Strontium isotope systematics of mixing groundwater and oil-field brine at Goose Lake in northeastern Montana,USA

Groundwater, surface water, and soil in the Goose Lake oil field in northeastern Montana have been affected by Cl⁻-rich oil-field brines during long-term petroleum production. Ongoing multidisciplinary geochemical and geophysical studies have identified the degree and local extent of interaction between brine and groundwater. Fourteen samples representing groundwater, surface water, and brine were collected for Sr isotope analyses to evaluate the usefulness of ⁸⁷Sr/⁸⁶Sr in detecting small amounts of brine. Differences in Sr concentrations and ⁸⁷Sr/⁸⁶Sr are optimal at this site for the experiment.
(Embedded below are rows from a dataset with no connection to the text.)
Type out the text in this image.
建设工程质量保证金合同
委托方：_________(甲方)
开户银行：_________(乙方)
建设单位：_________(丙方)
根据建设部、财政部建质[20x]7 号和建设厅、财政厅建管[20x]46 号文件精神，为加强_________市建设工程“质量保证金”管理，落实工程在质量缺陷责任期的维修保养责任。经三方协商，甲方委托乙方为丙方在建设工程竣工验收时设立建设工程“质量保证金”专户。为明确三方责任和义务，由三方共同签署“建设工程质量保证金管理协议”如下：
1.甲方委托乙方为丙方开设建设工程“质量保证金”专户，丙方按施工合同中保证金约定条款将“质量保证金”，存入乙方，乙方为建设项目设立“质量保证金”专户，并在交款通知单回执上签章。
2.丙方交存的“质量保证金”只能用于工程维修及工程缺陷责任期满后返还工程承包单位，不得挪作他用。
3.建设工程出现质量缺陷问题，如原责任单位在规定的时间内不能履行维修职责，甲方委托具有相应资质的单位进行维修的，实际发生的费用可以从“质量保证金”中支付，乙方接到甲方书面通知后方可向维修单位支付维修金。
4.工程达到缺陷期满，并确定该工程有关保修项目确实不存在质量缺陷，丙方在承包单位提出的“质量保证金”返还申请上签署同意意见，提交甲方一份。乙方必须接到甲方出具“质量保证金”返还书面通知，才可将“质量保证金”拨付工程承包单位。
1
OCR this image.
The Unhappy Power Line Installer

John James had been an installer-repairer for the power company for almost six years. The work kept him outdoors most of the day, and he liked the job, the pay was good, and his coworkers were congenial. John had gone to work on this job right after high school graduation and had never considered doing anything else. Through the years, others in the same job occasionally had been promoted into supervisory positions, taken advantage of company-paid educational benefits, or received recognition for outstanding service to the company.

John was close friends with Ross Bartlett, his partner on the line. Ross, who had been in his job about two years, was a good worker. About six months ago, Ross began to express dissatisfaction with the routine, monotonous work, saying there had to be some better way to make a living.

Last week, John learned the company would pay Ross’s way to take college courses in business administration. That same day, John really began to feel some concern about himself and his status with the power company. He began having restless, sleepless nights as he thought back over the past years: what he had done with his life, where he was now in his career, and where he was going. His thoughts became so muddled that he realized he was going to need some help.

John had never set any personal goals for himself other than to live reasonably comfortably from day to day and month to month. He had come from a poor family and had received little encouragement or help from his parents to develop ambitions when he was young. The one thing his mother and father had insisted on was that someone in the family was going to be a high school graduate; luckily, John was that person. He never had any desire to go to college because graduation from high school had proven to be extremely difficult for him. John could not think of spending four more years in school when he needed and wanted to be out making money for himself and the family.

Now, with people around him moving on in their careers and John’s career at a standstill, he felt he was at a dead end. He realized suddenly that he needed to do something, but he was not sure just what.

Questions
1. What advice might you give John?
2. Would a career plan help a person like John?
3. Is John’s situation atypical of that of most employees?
Strontium concentrations range from 0.13 to 36.9 mg/L, and corresponding ⁸⁷Sr/⁸⁶Sr values range from 0.71097 to 0.70828. The local brine has 168 mg/L Sr and a ⁸⁷Sr/⁸⁶Sr value of 0.70802. Mixing relationships are evident in the data set and illustrate the sensitivity of Sr in detecting small amounts of brine in groundwater. The location of data points on a Sr isotope-concentration plot is readily explained by an evaporation-mixing model. The model is supported by the variation in concentrations of most of the other solutes.